Principaux enseignements :
- Les salaires dans les offres d’emploi augmentent globalement moins que l’inflation sur un an ;
- Pour certains postes difficiles à pourvoir, les employeurs doivent néanmoins tenir compte du pouvoir d’achat pour recruter : les services à la personne, le commerce de détail, la restauration ou encore le nettoyage et l’assainissement affichent des hausses de plus de 6 % ;
- À l’inverse, les salaires dans les offres pour la gestion de projet, la comptabilité, le génie industriel ou le développement informatique affichent des hausses parfois très faibles sur un an.
- Les données laissent entrevoir un possible effet de substitution entre hausse de salaire et possibilité de télétravailler, un arbitrage à disposition des recruteurs.
Entre octobre 2021 et octobre 2022, les salaires proposés dans les offres d’emploi sur Indeed France ont augmenté de 5,2 % en moyenne. Cette augmentation est inférieure à celle de l’indice des prix à la consommation (IPC) calculé par l’Insee, mesuré à 6,2 % sur un an en octobre 2022, et qui sert de référence pour l’inflation.
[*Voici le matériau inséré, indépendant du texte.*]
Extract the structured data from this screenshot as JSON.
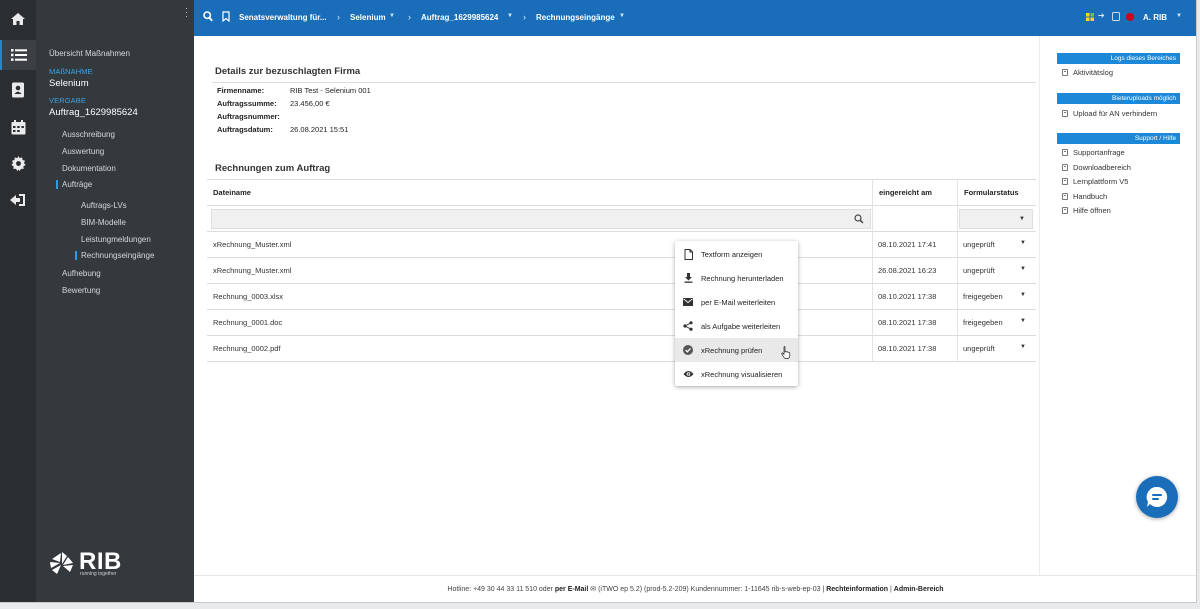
{
  "sidebar": {
    "overview": "Übersicht Maßnahmen",
    "massnahme_caption": "MAßNAHME",
    "massnahme_value": "Selenium",
    "vergabe_caption": "VERGABE",
    "vergabe_value": "Auftrag_1629985624",
    "items": [
      "Ausschreibung",
      "Auswertung",
      "Dokumentation",
      "Aufträge"
    ],
    "subitems": [
      "Auftrags-LVs",
      "BIM-Modelle",
      "Leistungmeldungen",
      "Rechnungseingänge"
    ],
    "items2": [
      "Aufhebung",
      "Bewertung"
    ],
    "logo_text": "RIB",
    "logo_tagline": "running together"
  },
  "topbar": {
    "crumbs": [
      "Senatsverwaltung für...",
      "Selenium",
      "Auftrag_1629985624",
      "Rechnungseingänge"
    ],
    "user": "A. RIB"
  },
  "details": {
    "title": "Details zur bezuschlagten Firma",
    "fields": [
      {
        "label": "Firmenname:",
        "value": "RIB Test - Selenium 001"
      },
      {
        "label": "Auftragssumme:",
        "value": "23.456,00 €"
      },
      {
        "label": "Auftragsnummer:",
        "value": ""
      },
      {
        "label": "Auftragsdatum:",
        "value": "26.08.2021 15:51"
      }
    ]
  },
  "invoices": {
    "title": "Rechnungen zum Auftrag",
    "columns": [
      "Dateiname",
      "eingereicht am",
      "Formularstatus"
    ],
    "rows": [
      {
        "file": "xRechnung_Muster.xml",
        "date": "08.10.2021 17:41",
        "status": "ungeprüft"
      },
      {
        "file": "xRechnung_Muster.xml",
        "date": "26.08.2021 16:23",
        "status": "ungeprüft"
      },
      {
        "file": "Rechnung_0003.xlsx",
        "date": "08.10.2021 17:38",
        "status": "freigegeben"
      },
      {
        "file": "Rechnung_0001.doc",
        "date": "08.10.2021 17:38",
        "status": "freigegeben"
      },
      {
        "file": "Rechnung_0002.pdf",
        "date": "08.10.2021 17:38",
        "status": "ungeprüft"
      }
    ]
  },
  "context_menu": {
    "items": [
      {
        "label": "Textform anzeigen",
        "icon": "document-icon"
      },
      {
        "label": "Rechnung herunterladen",
        "icon": "download-icon"
      },
      {
        "label": "per E-Mail weiterleiten",
        "icon": "mail-icon"
      },
      {
        "label": "als Aufgabe weiterleiten",
        "icon": "share-icon"
      },
      {
        "label": "xRechnung prüfen",
        "icon": "check-circle-icon"
      },
      {
        "label": "xRechnung visualisieren",
        "icon": "eye-icon"
      }
    ],
    "hovered_index": 4
  },
  "right_panel": {
    "sections": [
      {
        "title": "Logs dieses Bereiches",
        "links": [
          "Aktivitätslog"
        ]
      },
      {
        "title": "Bieteruploads möglich",
        "links": [
          "Upload für AN verhindern"
        ]
      },
      {
        "title": "Support / Hilfe",
        "links": [
          "Supportanfrage",
          "Downloadbereich",
          "Lernplattform V5",
          "Handbuch",
          "Hilfe öffnen"
        ]
      }
    ]
  },
  "footer": {
    "pre": "Hotline: +49 30 44 33 11 510 oder ",
    "email": "per E-Mail",
    "mid": " (iTWO ep 5.2) (prod-5.2-209)  Kundennummer: 1-11645 rib-s-web-ep-03 | ",
    "legal": "Rechteinformation",
    "sep": " | ",
    "admin": "Admin-Bereich"
  },
  "colors": {
    "accent": "#1a6eb9",
    "sidebar": "#34393d",
    "iconbar": "#2b2e31",
    "highlight": "#1e88d8"
  }
}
Au deuxième trimestre 2022, le pouvoir d’achat avait ainsi reculé de 1,2 %. L’analyse des salaires dans les offres d’emploi, couplée à l’examen de la tension sur les catégories de métiers, permet d’évaluer les dilemmes des recruteurs et les efforts qu’ils sont prêts à consentir pour satisfaire leur demande de main-d’œuvre.
Les salaires proposés aux candidats augmentent, mais pas suffisamment
La situation reste très contrastée en fonction des métiers. Le commerce de détail, la restauration, la puériculture, le stockage-entreposage et le nettoyage et l’assainissement affichent des augmentations de salaire dans les offres comprises entre 6 % à 7 %. Beaucoup de ces métiers sont traditionnellement peu attractifs pour les candidats en raison de salaires proches du salaire minimum, d’horaires décalés, de tâches pénibles ou d’une image négative. Dans la puériculture ou la restauration néanmoins, les taux de clics par annonce ont augmenté de plus de 20 points de pourcentage sur la période par rapport au taux de clics moyen, parallèlement aux augmentations de salaire.
Les métiers dits « essentiels » pendant la pandémie (santé, transport et logistique, services à la personne, commerce de détail, etc.), qui ont connu une forte croissance du volume d’annonces depuis 2020, affichent ainsi des progressions de salaire dans les offres supérieures à la moyenne : les salaires attachés aux offres dans les soins infirmiers sont en augmentation de 5,9 % sur un an. En début d’année, ils enregistraient déjà une progression supérieure à l’augmentation des prix.
Rappelons que les services à la personne sont portés par des tendances de long terme comme le vieillissement de la population ou la progression des préoccupations environnementales et de santé personnelle, en plus d’être à l’abri des progrès de l’automatisation. Ils représentent donc des débouchés sûrs pour les candidats.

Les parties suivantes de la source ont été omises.